La realtà è che il mais ha un’altissima resa per ettaro, produce il foraggio, la cui fibra ha una delle migliori digeribilità, e grandi volumi di amido. Inoltre, le sue ampie superfici fogliari sono in grado di consumare grandi quantità di CO2. La “dieta estrema” per ruminanti potrebbe pertanto utilizzare come concentrati solo sottoprodotti, ossia scarti dell’industria agro-alimentare, e come cereale l’orzo, che entra in modo molto marginale nell’alimentazione umana. Se l’allevamento è ubicato nelle pianure irrigue, la coltivazione del mais a scopo foraggero è ammissibile a patto che si utilizzi sensatamente l’acqua, come avviene con l’irrigazione a goccia, che si utilizzino razionalmente gli agro-farmaci e le concimazioni, e che si coltivino varietà più naturalmente resistenti alle malattie. Nelle aree non irrigue i fieni e gli insilati di cerali autunno vernini, differenti dal grano o di erbai, offrono una base di foraggio di sicuro interesse.
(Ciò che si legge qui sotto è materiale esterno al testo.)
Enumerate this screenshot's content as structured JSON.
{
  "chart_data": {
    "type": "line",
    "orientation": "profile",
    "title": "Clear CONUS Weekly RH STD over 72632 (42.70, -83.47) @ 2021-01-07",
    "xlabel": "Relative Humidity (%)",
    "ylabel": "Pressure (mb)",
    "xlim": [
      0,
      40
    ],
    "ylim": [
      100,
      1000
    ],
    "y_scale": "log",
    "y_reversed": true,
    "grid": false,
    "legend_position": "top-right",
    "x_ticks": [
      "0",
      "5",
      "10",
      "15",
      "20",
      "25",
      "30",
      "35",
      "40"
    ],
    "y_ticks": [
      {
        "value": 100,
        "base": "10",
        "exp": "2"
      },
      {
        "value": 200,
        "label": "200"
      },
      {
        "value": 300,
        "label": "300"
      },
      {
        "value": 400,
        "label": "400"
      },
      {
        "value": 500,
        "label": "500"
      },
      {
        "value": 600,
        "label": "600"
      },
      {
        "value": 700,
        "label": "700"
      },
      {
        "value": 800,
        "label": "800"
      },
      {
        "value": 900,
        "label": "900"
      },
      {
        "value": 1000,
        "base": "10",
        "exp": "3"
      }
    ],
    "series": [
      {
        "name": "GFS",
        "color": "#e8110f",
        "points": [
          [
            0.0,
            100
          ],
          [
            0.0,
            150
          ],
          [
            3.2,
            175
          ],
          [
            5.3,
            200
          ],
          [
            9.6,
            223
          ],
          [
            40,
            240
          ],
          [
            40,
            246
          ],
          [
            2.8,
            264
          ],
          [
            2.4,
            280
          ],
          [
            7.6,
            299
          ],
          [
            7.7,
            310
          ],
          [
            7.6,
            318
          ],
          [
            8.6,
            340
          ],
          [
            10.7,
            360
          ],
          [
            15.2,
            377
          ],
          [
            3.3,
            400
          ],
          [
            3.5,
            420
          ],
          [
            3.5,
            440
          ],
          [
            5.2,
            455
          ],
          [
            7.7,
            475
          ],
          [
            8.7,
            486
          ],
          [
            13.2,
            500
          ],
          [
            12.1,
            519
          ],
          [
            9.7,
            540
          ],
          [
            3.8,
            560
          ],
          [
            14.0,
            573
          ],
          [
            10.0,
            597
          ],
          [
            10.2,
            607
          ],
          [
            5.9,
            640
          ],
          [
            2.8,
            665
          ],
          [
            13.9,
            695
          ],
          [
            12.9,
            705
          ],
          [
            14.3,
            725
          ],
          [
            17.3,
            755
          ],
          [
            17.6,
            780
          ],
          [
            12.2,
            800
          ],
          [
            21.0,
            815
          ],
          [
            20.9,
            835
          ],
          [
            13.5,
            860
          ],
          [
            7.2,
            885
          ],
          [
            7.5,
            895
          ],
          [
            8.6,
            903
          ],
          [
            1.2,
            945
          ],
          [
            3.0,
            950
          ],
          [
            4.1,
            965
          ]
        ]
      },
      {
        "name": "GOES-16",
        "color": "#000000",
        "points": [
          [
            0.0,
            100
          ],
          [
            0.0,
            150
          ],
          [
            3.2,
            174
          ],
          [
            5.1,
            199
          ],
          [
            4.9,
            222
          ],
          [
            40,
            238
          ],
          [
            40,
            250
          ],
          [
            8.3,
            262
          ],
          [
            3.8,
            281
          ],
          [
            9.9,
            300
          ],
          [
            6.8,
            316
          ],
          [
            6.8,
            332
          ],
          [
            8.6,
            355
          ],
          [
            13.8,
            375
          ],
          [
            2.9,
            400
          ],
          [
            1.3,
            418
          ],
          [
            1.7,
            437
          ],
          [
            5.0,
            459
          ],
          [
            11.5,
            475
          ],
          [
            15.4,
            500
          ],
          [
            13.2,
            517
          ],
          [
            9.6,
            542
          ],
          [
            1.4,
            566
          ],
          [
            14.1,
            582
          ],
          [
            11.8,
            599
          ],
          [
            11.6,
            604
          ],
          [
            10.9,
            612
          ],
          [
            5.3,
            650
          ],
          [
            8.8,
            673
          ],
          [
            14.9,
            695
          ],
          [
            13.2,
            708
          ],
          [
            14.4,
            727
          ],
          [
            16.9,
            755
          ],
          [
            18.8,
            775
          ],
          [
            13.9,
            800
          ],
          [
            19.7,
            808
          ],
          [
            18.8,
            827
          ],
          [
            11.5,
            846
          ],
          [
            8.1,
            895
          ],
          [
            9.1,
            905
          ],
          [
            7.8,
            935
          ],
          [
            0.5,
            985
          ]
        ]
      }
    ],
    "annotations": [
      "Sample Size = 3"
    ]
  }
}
L’adozione della “dieta estrema” prevede un profondo cambiamento di punto di vista da parte dei nutrizionisti perché, senza l’ombrello protettivo delle grandi quantità di farina di mais nelle diete, ci vuole una profonda conoscenza della nutrizione per rispettare tutte le classi di fabbisogni degli animali. Certo è che, anche in questo caso, la comunicazione deve fare la sua parte per spiegare la profonda differenza che c’è tra formulare un mangime ad elevatissima concentrazione di sottoprodotti in onore dell’economia circolare e della sostenibilità ambientale e farlo per “l’avidità“ di guadagno dei mangimisti. Ad oggi, i consumatori ancora non stanno facendo pressione su questo argomento ma, per non farsi trovare impreparati come sta avvenendo per il benessere animale, sarebbe bene cominciare a discuterne ed a fare qualche test, e magari chissà, almeno per una volta, anticipare un’inevitabile tendenza.